Cynics would call it a contract year. But Smith first turned the corner before his third season, during the 2011 lockout that would mirror the CBA. He'd have to train on his own. Smith would call it maturity.
"When I've been injured, I've come back overweight. I'm not the same 'Dre," Smith said Thursday from his hometown of Birmingham, Ala. "I'm more mature, I'm older. It's just my age."
There is also pride involved here. In 2012, profootballfocus.com rated him the league's best right tackle. In 2013 the web site ranked him sixth. Last year, when he rebounded from a mid-season slump to play well and then saw his season cut short by seven games, he barely made the top 20.
"My desire. I want to be great. I want the team to be great," Smith said. "And it's not going to help if I come back out of shape. It's hard to keep getting out of shape and then work to get back in shape. It's easier to maintain."
Smith is just what offensive coordinator Hue Jackson is looking for as he builds on what unfolded in 2014. He's looking for more toughness and physicality from his leaders and Smith brings what Alexander says is "the premier double teaming tackle in the league. Between him and (right guard Kevin) Zeitler, no one double teams like those two guys do."
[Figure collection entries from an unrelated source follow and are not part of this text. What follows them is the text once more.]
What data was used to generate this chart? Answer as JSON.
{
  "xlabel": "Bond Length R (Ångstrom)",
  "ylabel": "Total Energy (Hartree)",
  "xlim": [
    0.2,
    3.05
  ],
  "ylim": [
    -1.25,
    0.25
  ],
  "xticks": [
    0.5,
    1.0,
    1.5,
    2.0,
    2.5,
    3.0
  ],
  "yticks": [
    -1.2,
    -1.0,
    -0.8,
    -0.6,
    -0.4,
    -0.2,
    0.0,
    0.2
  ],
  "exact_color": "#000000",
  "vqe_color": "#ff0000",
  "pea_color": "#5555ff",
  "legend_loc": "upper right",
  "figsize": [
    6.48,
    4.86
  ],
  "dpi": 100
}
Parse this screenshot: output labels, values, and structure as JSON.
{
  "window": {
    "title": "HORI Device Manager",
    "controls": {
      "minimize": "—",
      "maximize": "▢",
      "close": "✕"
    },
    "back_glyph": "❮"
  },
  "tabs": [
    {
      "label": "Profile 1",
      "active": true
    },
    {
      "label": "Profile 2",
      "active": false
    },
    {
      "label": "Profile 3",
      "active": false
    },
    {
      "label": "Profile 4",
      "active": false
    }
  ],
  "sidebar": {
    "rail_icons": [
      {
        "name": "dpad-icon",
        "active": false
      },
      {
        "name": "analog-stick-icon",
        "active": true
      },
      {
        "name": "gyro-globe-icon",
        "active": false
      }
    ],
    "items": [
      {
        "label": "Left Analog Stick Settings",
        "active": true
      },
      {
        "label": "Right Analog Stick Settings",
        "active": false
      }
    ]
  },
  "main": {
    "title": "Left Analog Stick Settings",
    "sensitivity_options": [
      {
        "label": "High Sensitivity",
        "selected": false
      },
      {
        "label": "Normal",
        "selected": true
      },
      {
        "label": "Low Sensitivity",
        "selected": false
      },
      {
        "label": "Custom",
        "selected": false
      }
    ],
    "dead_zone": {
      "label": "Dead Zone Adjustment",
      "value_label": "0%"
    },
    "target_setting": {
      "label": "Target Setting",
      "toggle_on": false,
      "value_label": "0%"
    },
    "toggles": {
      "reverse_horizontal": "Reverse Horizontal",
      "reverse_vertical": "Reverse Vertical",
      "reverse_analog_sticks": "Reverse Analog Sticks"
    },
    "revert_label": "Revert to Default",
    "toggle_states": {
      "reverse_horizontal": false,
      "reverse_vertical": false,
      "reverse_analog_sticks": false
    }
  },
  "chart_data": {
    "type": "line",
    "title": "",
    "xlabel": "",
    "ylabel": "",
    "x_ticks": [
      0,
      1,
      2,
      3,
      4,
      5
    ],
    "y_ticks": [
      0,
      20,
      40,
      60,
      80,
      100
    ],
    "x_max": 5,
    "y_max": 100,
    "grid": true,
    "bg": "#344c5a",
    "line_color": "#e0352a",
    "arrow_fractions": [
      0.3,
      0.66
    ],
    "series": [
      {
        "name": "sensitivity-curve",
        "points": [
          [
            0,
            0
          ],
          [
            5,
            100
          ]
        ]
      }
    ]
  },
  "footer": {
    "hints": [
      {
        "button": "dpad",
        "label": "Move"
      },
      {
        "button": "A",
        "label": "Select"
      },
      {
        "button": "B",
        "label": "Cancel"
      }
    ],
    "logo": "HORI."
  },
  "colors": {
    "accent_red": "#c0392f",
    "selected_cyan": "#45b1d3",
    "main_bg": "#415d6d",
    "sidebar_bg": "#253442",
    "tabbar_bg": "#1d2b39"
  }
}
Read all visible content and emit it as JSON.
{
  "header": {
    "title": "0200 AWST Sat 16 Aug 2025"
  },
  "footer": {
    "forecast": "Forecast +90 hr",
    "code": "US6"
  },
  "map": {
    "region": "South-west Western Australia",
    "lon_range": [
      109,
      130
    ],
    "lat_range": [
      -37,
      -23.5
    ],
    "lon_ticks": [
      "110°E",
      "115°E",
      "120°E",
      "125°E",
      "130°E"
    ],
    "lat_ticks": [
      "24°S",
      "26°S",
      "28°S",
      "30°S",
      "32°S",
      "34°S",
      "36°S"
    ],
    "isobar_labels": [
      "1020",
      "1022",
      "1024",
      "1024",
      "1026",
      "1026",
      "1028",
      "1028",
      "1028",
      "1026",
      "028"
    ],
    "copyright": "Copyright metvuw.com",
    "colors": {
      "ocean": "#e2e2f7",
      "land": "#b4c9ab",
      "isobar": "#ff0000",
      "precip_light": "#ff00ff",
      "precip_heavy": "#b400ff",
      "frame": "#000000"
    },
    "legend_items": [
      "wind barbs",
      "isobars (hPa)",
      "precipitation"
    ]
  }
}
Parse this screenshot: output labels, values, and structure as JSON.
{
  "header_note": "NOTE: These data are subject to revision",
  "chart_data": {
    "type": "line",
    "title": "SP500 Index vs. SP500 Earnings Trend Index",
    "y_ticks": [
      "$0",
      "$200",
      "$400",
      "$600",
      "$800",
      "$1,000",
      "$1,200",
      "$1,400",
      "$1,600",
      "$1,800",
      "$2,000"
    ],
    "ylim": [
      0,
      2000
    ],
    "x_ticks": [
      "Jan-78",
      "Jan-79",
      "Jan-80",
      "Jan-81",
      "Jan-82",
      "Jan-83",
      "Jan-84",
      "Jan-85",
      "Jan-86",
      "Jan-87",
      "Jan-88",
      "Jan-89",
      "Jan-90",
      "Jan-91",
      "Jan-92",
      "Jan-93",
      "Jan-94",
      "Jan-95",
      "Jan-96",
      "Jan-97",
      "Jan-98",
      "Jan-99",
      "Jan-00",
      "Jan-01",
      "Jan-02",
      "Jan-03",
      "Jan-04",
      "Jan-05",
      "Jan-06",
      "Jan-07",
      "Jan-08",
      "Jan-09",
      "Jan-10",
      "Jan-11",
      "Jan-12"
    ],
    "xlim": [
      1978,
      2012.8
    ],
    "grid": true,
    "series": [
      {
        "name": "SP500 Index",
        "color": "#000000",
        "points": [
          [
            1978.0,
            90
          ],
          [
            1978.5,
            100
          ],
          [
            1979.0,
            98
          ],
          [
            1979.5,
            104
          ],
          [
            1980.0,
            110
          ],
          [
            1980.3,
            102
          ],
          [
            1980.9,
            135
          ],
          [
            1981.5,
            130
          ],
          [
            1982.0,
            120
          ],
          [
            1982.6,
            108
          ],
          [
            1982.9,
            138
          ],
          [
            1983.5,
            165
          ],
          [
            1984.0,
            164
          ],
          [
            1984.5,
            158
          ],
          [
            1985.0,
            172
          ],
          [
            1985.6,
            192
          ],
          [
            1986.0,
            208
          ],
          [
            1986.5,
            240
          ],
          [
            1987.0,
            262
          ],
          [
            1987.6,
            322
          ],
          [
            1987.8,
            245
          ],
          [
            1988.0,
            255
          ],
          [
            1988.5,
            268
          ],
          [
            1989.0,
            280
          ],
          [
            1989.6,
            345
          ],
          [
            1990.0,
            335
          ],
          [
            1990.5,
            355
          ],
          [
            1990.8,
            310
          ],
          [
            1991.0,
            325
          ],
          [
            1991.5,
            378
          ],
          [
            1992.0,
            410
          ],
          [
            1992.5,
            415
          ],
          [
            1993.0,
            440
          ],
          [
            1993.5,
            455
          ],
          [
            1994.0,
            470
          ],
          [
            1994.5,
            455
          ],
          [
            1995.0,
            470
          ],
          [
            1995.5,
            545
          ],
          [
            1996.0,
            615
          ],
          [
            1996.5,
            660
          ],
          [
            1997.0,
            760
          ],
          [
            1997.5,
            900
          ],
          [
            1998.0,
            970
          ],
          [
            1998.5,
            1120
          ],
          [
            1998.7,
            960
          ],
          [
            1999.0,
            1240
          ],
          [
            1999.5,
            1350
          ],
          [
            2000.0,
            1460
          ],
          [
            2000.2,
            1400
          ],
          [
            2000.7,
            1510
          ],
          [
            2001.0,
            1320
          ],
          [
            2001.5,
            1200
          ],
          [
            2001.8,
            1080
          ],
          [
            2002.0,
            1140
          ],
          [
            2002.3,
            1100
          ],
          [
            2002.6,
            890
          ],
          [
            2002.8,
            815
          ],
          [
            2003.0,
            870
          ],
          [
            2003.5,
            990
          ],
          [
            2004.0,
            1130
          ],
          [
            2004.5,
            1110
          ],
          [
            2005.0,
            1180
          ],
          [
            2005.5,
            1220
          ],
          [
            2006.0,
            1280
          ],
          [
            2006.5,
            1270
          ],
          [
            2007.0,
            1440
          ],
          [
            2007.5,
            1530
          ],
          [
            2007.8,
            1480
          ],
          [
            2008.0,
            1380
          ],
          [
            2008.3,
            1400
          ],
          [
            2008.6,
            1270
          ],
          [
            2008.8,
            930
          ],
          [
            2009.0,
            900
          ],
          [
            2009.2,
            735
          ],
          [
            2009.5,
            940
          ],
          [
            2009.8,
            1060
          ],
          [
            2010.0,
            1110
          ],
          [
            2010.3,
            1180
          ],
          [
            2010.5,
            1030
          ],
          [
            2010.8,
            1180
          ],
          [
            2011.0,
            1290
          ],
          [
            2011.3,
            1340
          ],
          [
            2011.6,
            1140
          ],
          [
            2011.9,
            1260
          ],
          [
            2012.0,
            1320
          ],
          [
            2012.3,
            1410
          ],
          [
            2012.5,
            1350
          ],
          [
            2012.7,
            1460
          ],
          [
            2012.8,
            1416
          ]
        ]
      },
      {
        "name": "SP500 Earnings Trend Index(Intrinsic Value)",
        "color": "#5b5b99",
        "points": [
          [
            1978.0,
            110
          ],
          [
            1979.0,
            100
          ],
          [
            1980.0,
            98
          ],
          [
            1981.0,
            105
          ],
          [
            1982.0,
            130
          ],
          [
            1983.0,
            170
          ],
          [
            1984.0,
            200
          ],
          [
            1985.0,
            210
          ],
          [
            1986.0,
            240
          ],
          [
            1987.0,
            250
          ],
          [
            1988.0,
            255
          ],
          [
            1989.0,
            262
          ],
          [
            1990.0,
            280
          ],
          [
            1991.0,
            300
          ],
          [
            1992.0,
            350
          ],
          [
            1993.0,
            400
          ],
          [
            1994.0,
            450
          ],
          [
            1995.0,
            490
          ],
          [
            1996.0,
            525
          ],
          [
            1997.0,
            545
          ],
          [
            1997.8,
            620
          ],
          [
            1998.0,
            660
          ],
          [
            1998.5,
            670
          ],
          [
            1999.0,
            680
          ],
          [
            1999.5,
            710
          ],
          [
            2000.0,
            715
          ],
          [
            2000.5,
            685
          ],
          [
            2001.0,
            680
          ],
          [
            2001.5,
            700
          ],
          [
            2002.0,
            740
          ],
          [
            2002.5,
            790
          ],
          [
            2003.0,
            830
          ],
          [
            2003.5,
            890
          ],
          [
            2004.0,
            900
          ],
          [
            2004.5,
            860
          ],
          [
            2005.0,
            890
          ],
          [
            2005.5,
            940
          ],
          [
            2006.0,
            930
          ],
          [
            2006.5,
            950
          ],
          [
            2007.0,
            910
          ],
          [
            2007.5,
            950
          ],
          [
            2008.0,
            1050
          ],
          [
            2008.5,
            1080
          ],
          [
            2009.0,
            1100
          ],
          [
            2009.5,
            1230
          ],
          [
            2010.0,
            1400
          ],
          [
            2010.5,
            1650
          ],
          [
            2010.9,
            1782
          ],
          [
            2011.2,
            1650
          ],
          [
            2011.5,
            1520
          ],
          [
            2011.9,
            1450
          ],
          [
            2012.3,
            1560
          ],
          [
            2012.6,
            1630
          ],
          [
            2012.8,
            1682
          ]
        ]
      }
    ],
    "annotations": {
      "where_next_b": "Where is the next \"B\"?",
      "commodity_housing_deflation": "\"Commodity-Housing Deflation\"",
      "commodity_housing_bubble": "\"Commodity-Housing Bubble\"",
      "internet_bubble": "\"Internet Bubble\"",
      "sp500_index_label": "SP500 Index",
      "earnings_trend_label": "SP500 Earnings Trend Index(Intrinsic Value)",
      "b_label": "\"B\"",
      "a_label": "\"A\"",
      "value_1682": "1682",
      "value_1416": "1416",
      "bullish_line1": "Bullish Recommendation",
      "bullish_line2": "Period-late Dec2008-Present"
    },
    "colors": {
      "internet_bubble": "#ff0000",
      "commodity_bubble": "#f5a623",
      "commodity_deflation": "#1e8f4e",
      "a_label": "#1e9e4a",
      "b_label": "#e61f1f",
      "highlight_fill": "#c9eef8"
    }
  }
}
Oliver can get downright musical when he talks about Smith's run blocking.
"It's like listening to Bach," Oliver said of the push. "He's so big and the way he moves, he's an elephant. In the jungle, the lions are not coming near the elephants, and it's a jungle. When it's time to advance and you got guys coming back from not advancing and they're coming back with a vengeance, that's a good sign."
Just like in '09, Smith doesn't have much to say about the pundits. But that doesn't mean he didn't hear the jokes and the naysayers and the derision.
"I got wrapped up in that a little bit," Smith said. "But what it comes down to is you can't let yourself be that person that they want you to be. You have to be yourself and you have to listen to yourself. I want to be a pro. That's what it comes down to. Being known as a pro."
Maybe a good object lesson for this time of year after a guy like Smith has ripped the red flags to shreds.
"Those people who said he'd eat himself out of the league,' Oliver said, "have to eat their words."